Wo der Alltag im Moment kippen kann
- 4 Stunden Schlaf pro Nacht sind auf Dauer deutlich zu wenig.
- 1,2 Liter Trinkmenge sind für einen aktiven Menschen meist zu wenig.
- Rückenschmerzen sind ein Warnsignal und dürfen nicht zum Dauerzustand werden.
- Wer sich regelmäßig zu viel vornimmt, verbraucht unnötig Energie und verliert Struktur.
Ihr Parkinson-Kompass – klare Bewertung nach Einflussfaktoren
1. Schlaf
Vier Stunden Schlaf pro Nacht sind der größte Schwachpunkt in diesem Profil. Zu wenig Schlaf kann Beweglichkeit, Konzentration, Stimmung, Regeneration, Schmerzempfinden und Belastbarkeit deutlich verschlechtern.
Wer tagsüber viel leistet, braucht nachts Erholung.

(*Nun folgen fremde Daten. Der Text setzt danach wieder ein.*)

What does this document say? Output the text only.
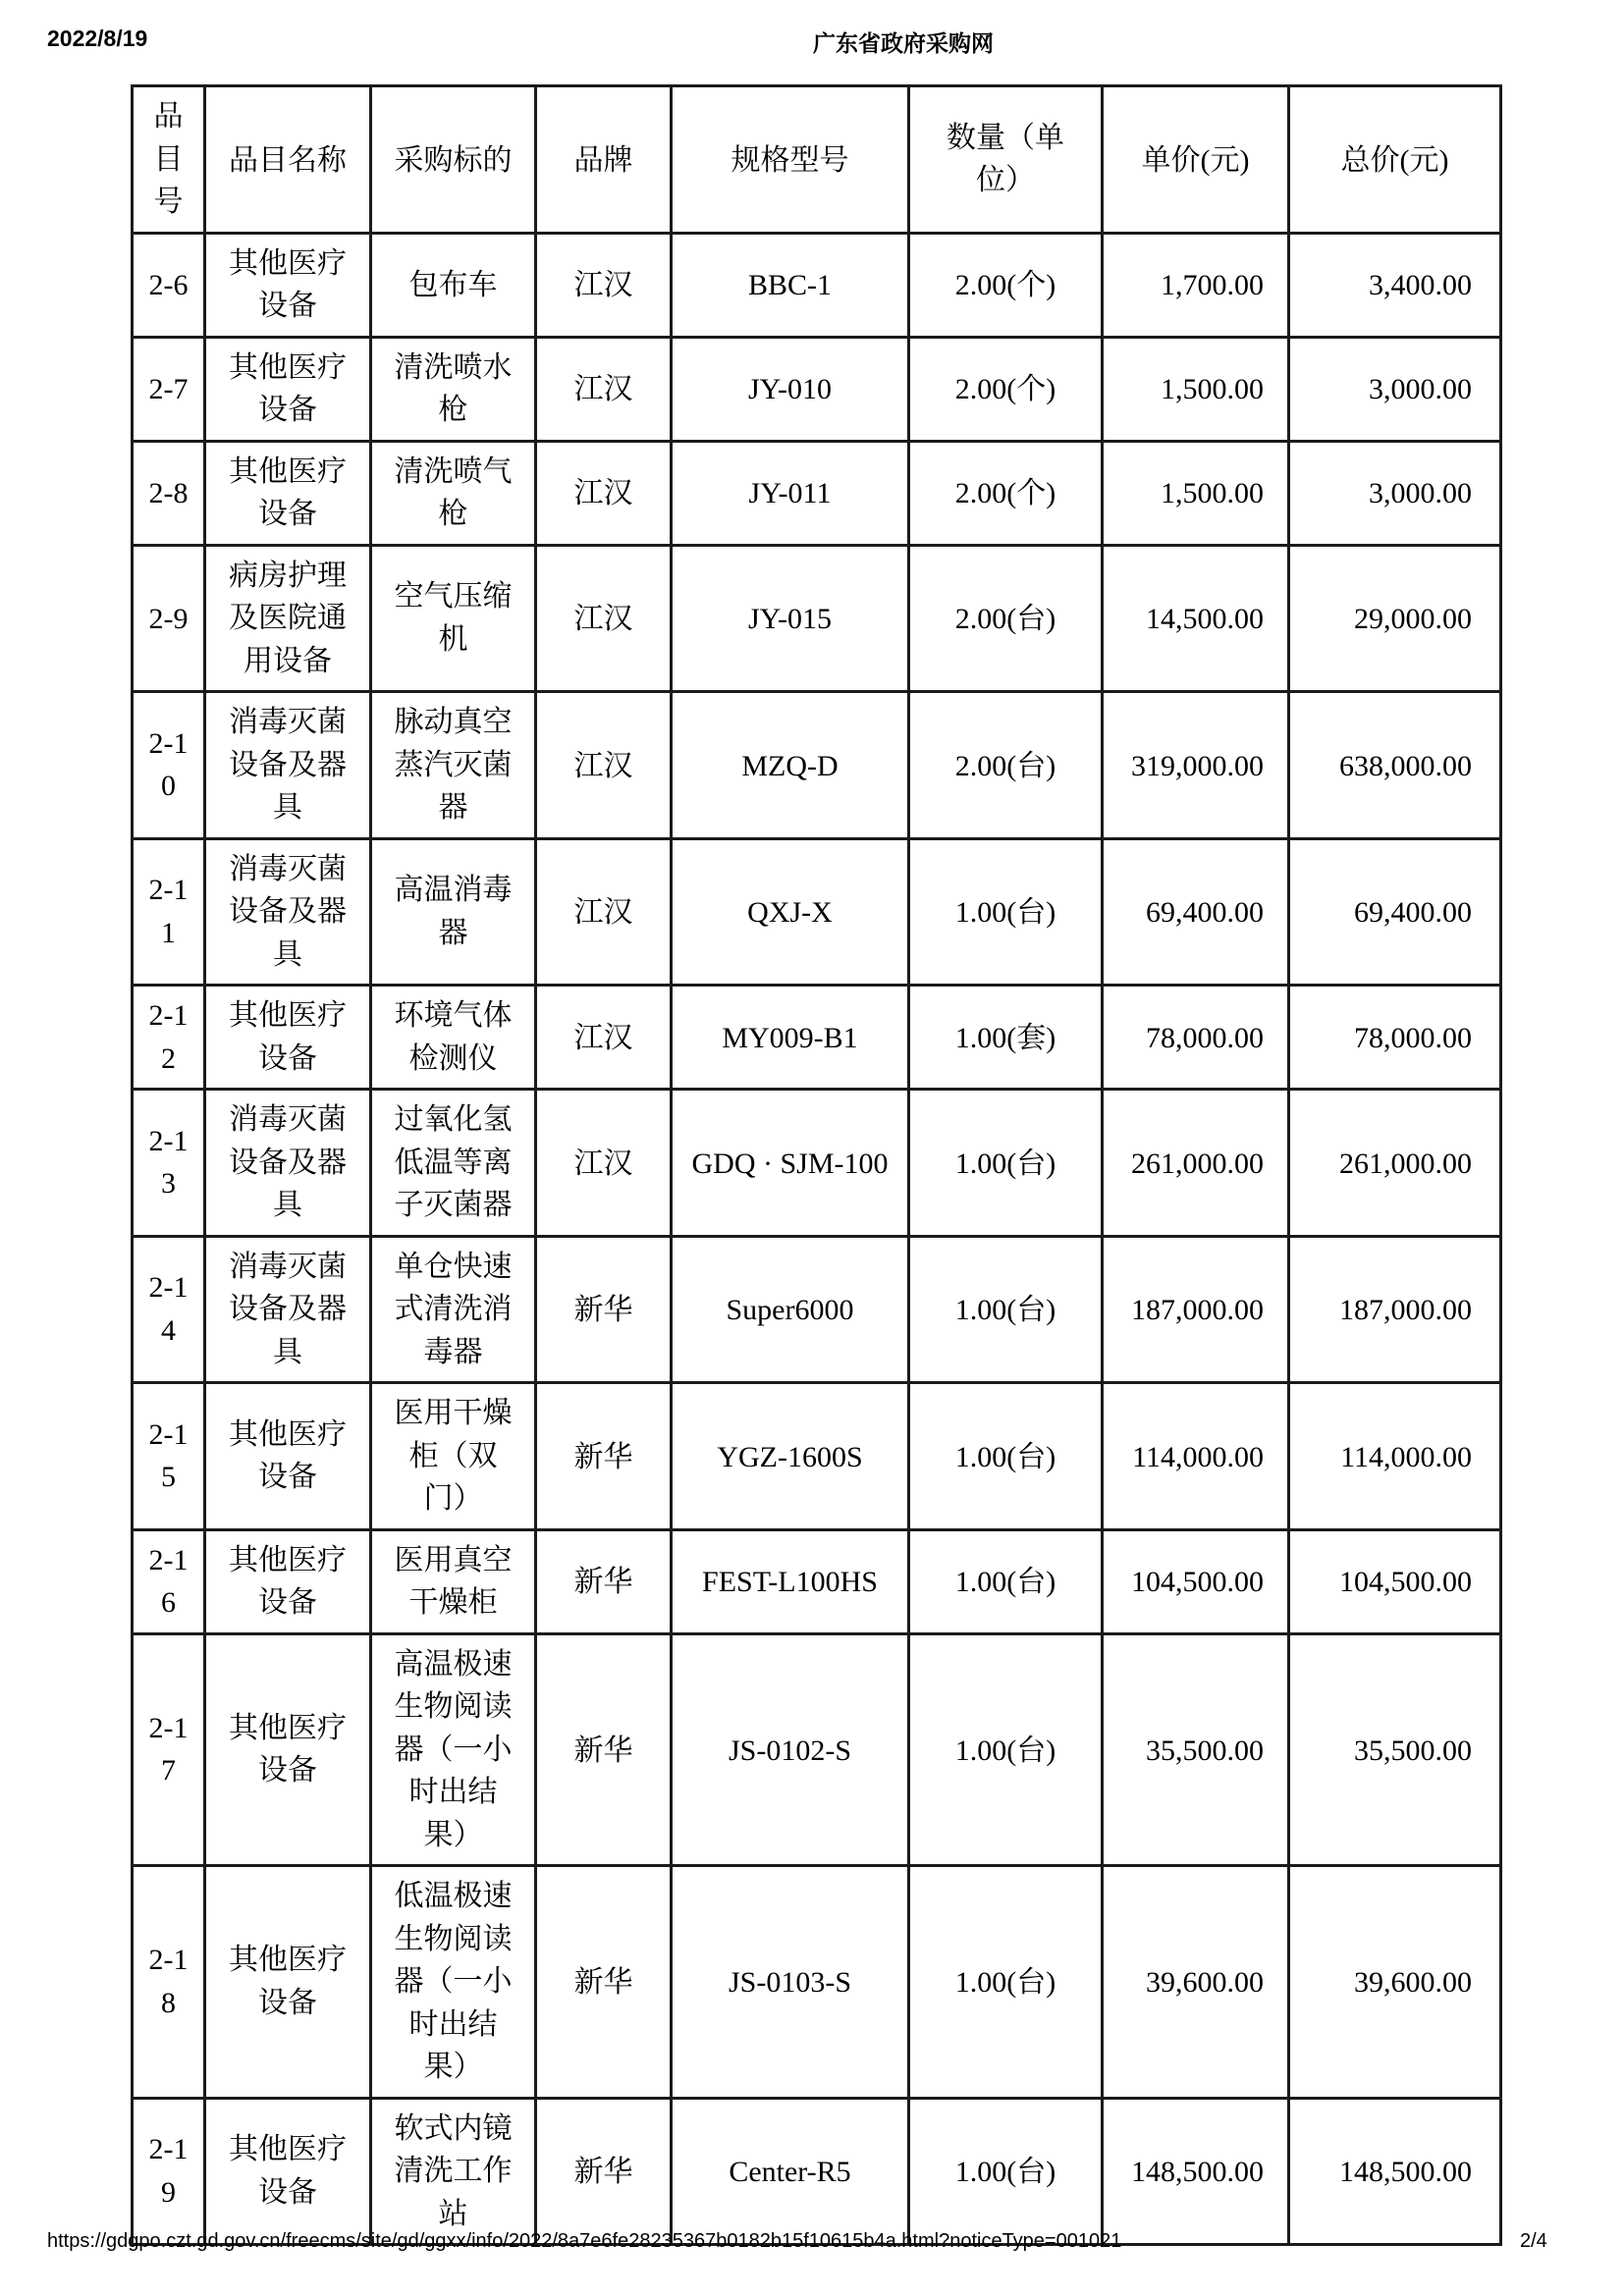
2022/8/19	广东省政府采购网
品目号	品目名称	采购标的	品牌	规格型号	数量（单位）	单价(元)	总价(元)
2-6	其他医疗设备	包布车	江汉	BBC-1	2.00(个)	1,700.00	3,400.00
2-7	其他医疗设备	清洗喷水枪	江汉	JY-010	2.00(个)	1,500.00	3,000.00
2-8	其他医疗设备	清洗喷气枪	江汉	JY-011	2.00(个)	1,500.00	3,000.00
2-9	病房护理及医院通用设备	空气压缩机	江汉	JY-015	2.00(台)	14,500.00	29,000.00
2-10	消毒灭菌设备及器具	脉动真空蒸汽灭菌器	江汉	MZQ-D	2.00(台)	319,000.00	638,000.00
2-11	消毒灭菌设备及器具	高温消毒器	江汉	QXJ-X	1.00(台)	69,400.00	69,400.00
2-12	其他医疗设备	环境气体检测仪	江汉	MY009-B1	1.00(套)	78,000.00	78,000.00
2-13	消毒灭菌设备及器具	过氧化氢低温等离子灭菌器	江汉	GDQ · SJM-100	1.00(台)	261,000.00	261,000.00
2-14	消毒灭菌设备及器具	单仓快速式清洗消毒器	新华	Super6000	1.00(台)	187,000.00	187,000.00
2-15	其他医疗设备	医用干燥柜（双门）	新华	YGZ-1600S	1.00(台)	114,000.00	114,000.00
2-16	其他医疗设备	医用真空干燥柜	新华	FEST-L100HS	1.00(台)	104,500.00	104,500.00
2-17	其他医疗设备	高温极速生物阅读器（一小时出结果）	新华	JS-0102-S	1.00(台)	35,500.00	35,500.00
2-18	其他医疗设备	低温极速生物阅读器（一小时出结果）	新华	JS-0103-S	1.00(台)	39,600.00	39,600.00
2-19	其他医疗设备	软式内镜清洗工作站	新华	Center-R5	1.00(台)	148,500.00	148,500.00
https://gdgpo.czt.gd.gov.cn/freecms/site/gd/ggxx/info/2022/8a7e6fe28235367b0182b15f10615b4a.html?noticeType=001021	2/4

Sonst arbeitet der Körper permanent gegen sich selbst.
2. Medikamentenmanagement
Hier liegt eine klare Stärke vor. Die Medikamente werden pünktlich eingenommen, und auch der Abstand zur Nahrungsaufnahme wird eingehalten.

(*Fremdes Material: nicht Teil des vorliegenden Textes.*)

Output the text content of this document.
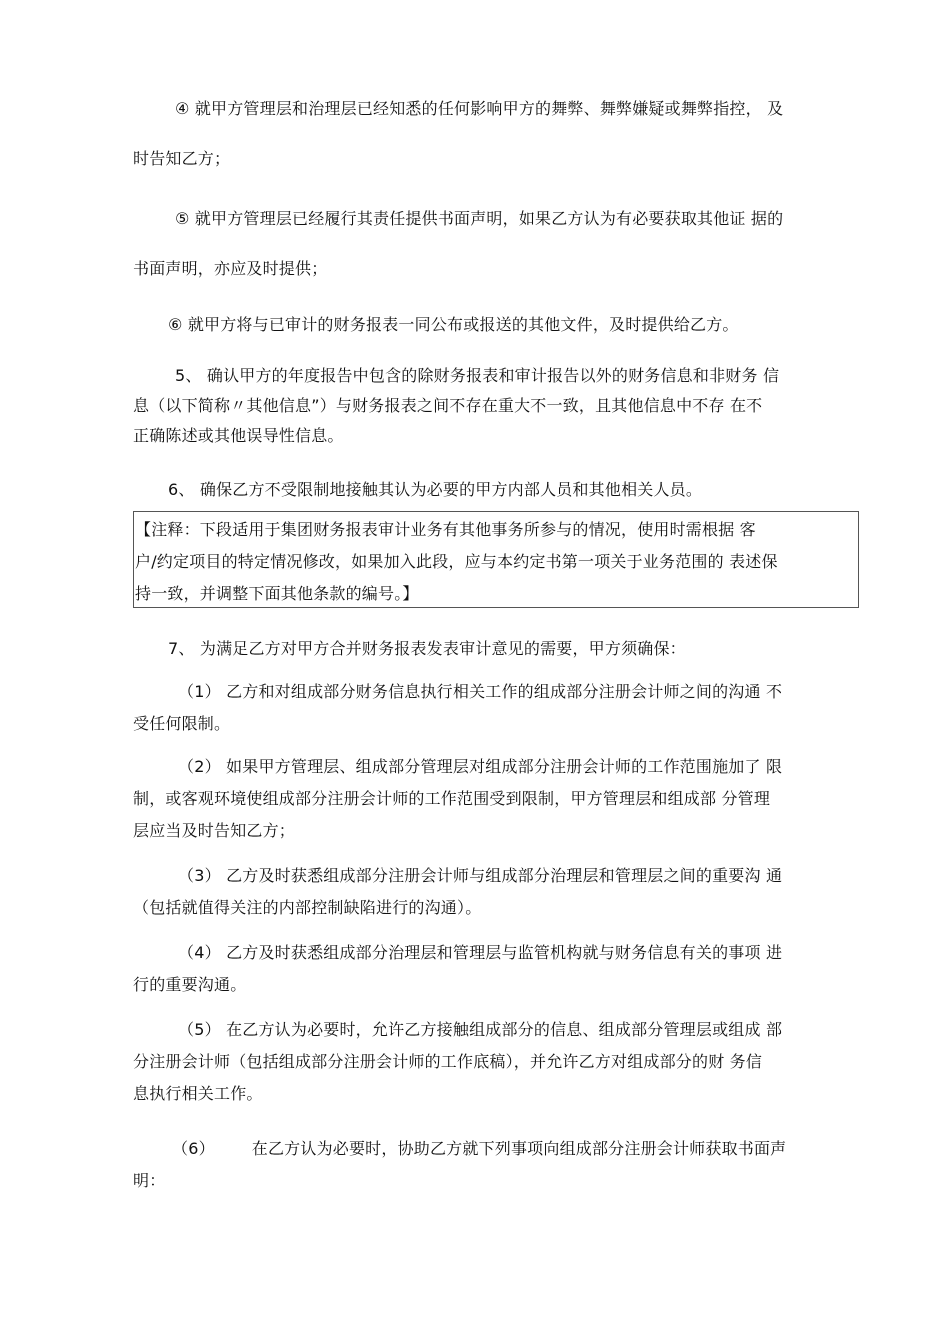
④ 就甲方管理层和治理层已经知悉的任何影响甲方的舞弊、舞弊嫌疑或舞弊指控， 及
时告知乙方；
⑤ 就甲方管理层已经履行其责任提供书面声明，如果乙方认为有必要获取其他证 据的
书面声明，亦应及时提供；
⑥ 就甲方将与已审计的财务报表一同公布或报送的其他文件，及时提供给乙方。
5、 确认甲方的年度报告中包含的除财务报表和审计报告以外的财务信息和非财务 信
息（以下简称〃其他信息”）与财务报表之间不存在重大不一致，且其他信息中不存 在不
正确陈述或其他误导性信息。
6、 确保乙方不受限制地接触其认为必要的甲方内部人员和其他相关人员。
【注释：下段适用于集团财务报表审计业务有其他事务所参与的情况，使用时需根据 客
户/约定项目的特定情况修改，如果加入此段，应与本约定书第一项关于业务范围的 表述保
持一致，并调整下面其他条款的编号。】
7、 为满足乙方对甲方合并财务报表发表审计意见的需要，甲方须确保：
（1） 乙方和对组成部分财务信息执行相关工作的组成部分注册会计师之间的沟通 不
受任何限制。
（2） 如果甲方管理层、组成部分管理层对组成部分注册会计师的工作范围施加了 限
制，或客观环境使组成部分注册会计师的工作范围受到限制，甲方管理层和组成部 分管理
层应当及时告知乙方；
（3） 乙方及时获悉组成部分注册会计师与组成部分治理层和管理层之间的重要沟 通
（包括就值得关注的内部控制缺陷进行的沟通）。
（4） 乙方及时获悉组成部分治理层和管理层与监管机构就与财务信息有关的事项 进
行的重要沟通。
（5） 在乙方认为必要时，允许乙方接触组成部分的信息、组成部分管理层或组成 部
分注册会计师（包括组成部分注册会计师的工作底稿），并允许乙方对组成部分的财 务信
息执行相关工作。
（6）       在乙方认为必要时，协助乙方就下列事项向组成部分注册会计师获取书面声
明：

Das schafft Stabilität und ist ein entscheidender Pluspunkt.
3. Trinken
1,2 Liter Wasser pro Tag sind bei diesem Aktivitätsniveau zu wenig. Zu geringe Flüssigkeitszufuhr kann Müdigkeit, Kreislaufprobleme, Konzentrationsprobleme, Verstopfung und allgemeine Schwäche fördern.
4. Bewegung und Sport
Zwei bis drei Stunden tägliche Bewegung sind ein massiver Pluspunkt. Das zeigt Disziplin, Willen und eine starke Grundhaltung.
Wichtig ist nur: Bewegung darf nicht gegen Regeneration ausgespielt werden.
5. Soziale Kontakte
Zwei bis drei soziale Kontakte pro Woche sind ein guter Anfang. Das stabilisiert emotional, schützt vor Rückzug und hält den Alltag lebendig.
Noch etwas mehr Regelmäßigkeit könnte zusätzliche Stabilität bringen.
6. Externe Unterstützung
Physiotherapie, Logopädie und ein Fitness-Coach zu Hause bilden ein starkes Fundament. Das ist kein Zufall, sondern aktive Führung des eigenen Alltags.
7. Geistige Aktivität
Eine Stunde tägliches Lesen ist ein klarer Pluspunkt. Es hält den Kopf aktiv und bringt Ruhe, Struktur und Fokus.
8. Rückenschmerzen
Rückenschmerzen sind kein Nebenthema. Sie können Bewegungsqualität, Schlaf und Belastbarkeit negativ beeinflussen.
Hier braucht es eine klare Beobachtung: Wann treten sie auf, wodurch werden sie stärker, wodurch besser?
9. Selbststeuerung
Der Kunde nimmt sich manchmal zu viel vor. Das ist oft kein Charakterfehler, sondern ein Managementfehler im Tagesablauf.
Wer zu viel gleichzeitig will, verliert Reserven. Nicht alles, was möglich ist, ist auch klug.
Die entscheidende Gesamtbotschaft
Dieser Kunde hat viele Stärken. Er ist nicht passiv. Er ist engagiert. Er macht viel. Vielleicht sogar zu viel.
Genau darin liegt die eigentliche Herausforderung: Nicht mehr Motivation ist nötig. Sondern mehr Balance.
Das Fundament ist gut. Aber Schlafmangel, zu geringe Trinkmenge, Rückenschmerzen und ein manchmal überladener Alltag können die guten Ansätze langsam untergraben.